Here is how the editorial started:
“Has there ever been an episode of presidential corruption so blatant and threatening to constitutional order? Certainly not in modern times.
“President Trump’s Justice Department is using taxpayer money to create a $1.8 billion political slush fund. Ostensibly set up to compensate those who the department claims have ‘suffered weaponization and lawfare,’ it will in fact reward loyalists willing to defy the law and commit violence on behalf of the president.”
The Times says the fund combines three of Trump’s most alarming traits:
- One, it is an obvious form of corruption coming from a president who has used his office to enrich himself, his family, and his allies.
- Two, the fund continues his pattern of using the Justice Department as an enforcer to punish his perceived opponents and protect his friends and allies.
- Three, the fund is his latest attempt to re-write history about the 2020 election and the January 6, 2021, attack on Congress.
This further comment from the Times:
“It is worth pausing to put the fund into the larger context of Trump’s political project: He is destroying pillars of American democracy to empower himself. He claims elections are legitimate only if he wins. He uses federal law enforcement to investigate and prosecute his perceived enemies. He purges his party of officials who defy him. He describes members of the other party and civil society as traitors and enemies. He incentivizes his supporters to break the law on his behalf and rewards them when they do. He directs his allies to change election rules to keep his party in power.”
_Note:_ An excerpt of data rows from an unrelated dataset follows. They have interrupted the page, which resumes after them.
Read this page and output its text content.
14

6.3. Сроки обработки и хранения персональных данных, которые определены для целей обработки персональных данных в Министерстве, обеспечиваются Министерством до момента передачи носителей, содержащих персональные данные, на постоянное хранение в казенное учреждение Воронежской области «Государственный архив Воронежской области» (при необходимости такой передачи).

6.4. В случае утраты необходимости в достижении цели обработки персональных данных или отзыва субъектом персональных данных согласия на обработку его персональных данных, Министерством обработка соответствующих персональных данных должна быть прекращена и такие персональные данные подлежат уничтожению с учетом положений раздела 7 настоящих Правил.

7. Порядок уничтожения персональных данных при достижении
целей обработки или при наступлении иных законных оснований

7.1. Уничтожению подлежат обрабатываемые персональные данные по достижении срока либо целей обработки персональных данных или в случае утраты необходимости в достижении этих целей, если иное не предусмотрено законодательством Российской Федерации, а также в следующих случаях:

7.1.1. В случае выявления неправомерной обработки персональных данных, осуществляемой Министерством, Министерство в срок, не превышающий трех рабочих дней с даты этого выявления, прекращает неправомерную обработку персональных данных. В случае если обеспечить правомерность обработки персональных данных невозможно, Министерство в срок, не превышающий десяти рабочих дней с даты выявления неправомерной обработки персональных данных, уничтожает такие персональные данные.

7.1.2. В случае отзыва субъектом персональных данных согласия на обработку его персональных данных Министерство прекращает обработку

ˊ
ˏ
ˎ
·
How did Trump think of doing this?
Well, he told the IRS what to do and, remember, he controls the IRS. He instructed the agency to negotiate a resolution to a suit he filed contending that his tax returns had been released unfairly.
He negotiates with himself and you could predict the result: He wins.
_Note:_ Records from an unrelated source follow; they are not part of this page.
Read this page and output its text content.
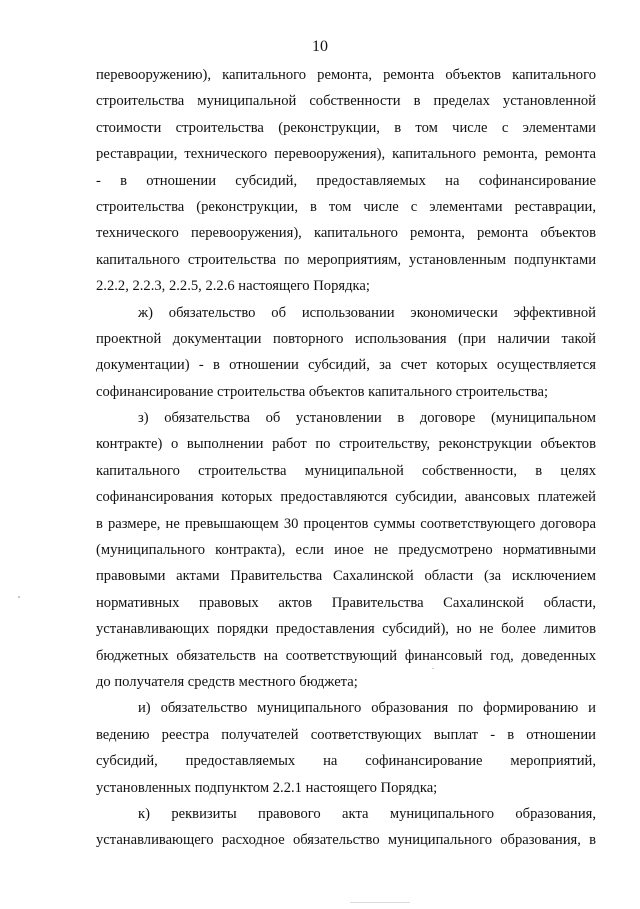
10
перевооружению), капитального ремонта, ремонта объектов капитального
строительства муниципальной собственности в пределах установленной
стоимости строительства (реконструкции, в том числе с элементами
реставрации, технического перевооружения), капитального ремонта, ремонта
- в отношении субсидий, предоставляемых на софинансирование
строительства (реконструкции, в том числе с элементами реставрации,
технического перевооружения), капитального ремонта, ремонта объектов
капитального строительства по мероприятиям, установленным подпунктами
2.2.2, 2.2.3, 2.2.5, 2.2.6 настоящего Порядка;
ж) обязательство об использовании экономически эффективной
проектной документации повторного использования (при наличии такой
документации) - в отношении субсидий, за счет которых осуществляется
софинансирование строительства объектов капитального строительства;
з) обязательства об установлении в договоре (муниципальном
контракте) о выполнении работ по строительству, реконструкции объектов
капитального строительства муниципальной собственности, в целях
софинансирования которых предоставляются субсидии, авансовых платежей
в размере, не превышающем 30 процентов суммы соответствующего договора
(муниципального контракта), если иное не предусмотрено нормативными
правовыми актами Правительства Сахалинской области (за исключением
нормативных правовых актов Правительства Сахалинской области,
устанавливающих порядки предоставления субсидий), но не более лимитов
бюджетных обязательств на соответствующий финансовый год, доведенных
до получателя средств местного бюджета;
и) обязательство муниципального образования по формированию и
ведению реестра получателей соответствующих выплат - в отношении
субсидий, предоставляемых на софинансирование мероприятий,
установленных подпунктом 2.2.1 настоящего Порядка;
к) реквизиты правового акта муниципального образования,
устанавливающего расходное обязательство муниципального образования, в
For Trump’s supporters, the handouts will come from the slush fund. The Justice Department will tap a permanent stream of revenue that Congress created in 1956, known as the Judgment Fund, to settle lawsuits against the federal government. Now, this fund will reward those who committed acts of aggression against the government in 2021.
So, this conclusion from the Times:
“Americans should be cleareyed about what the president is doing. He is taking their money and showering it on criminals.”
Including on himself, for he is a felon.
An essayist in the Times put it this way:
“The president may wish to be considered in the same class as Napoleon or Alexander the Great, but he is in danger of turning himself into the next Mobutu Sese Seko or Suharto: A kleptocrat remembered not for his ideas and not for his power, but for his greed.”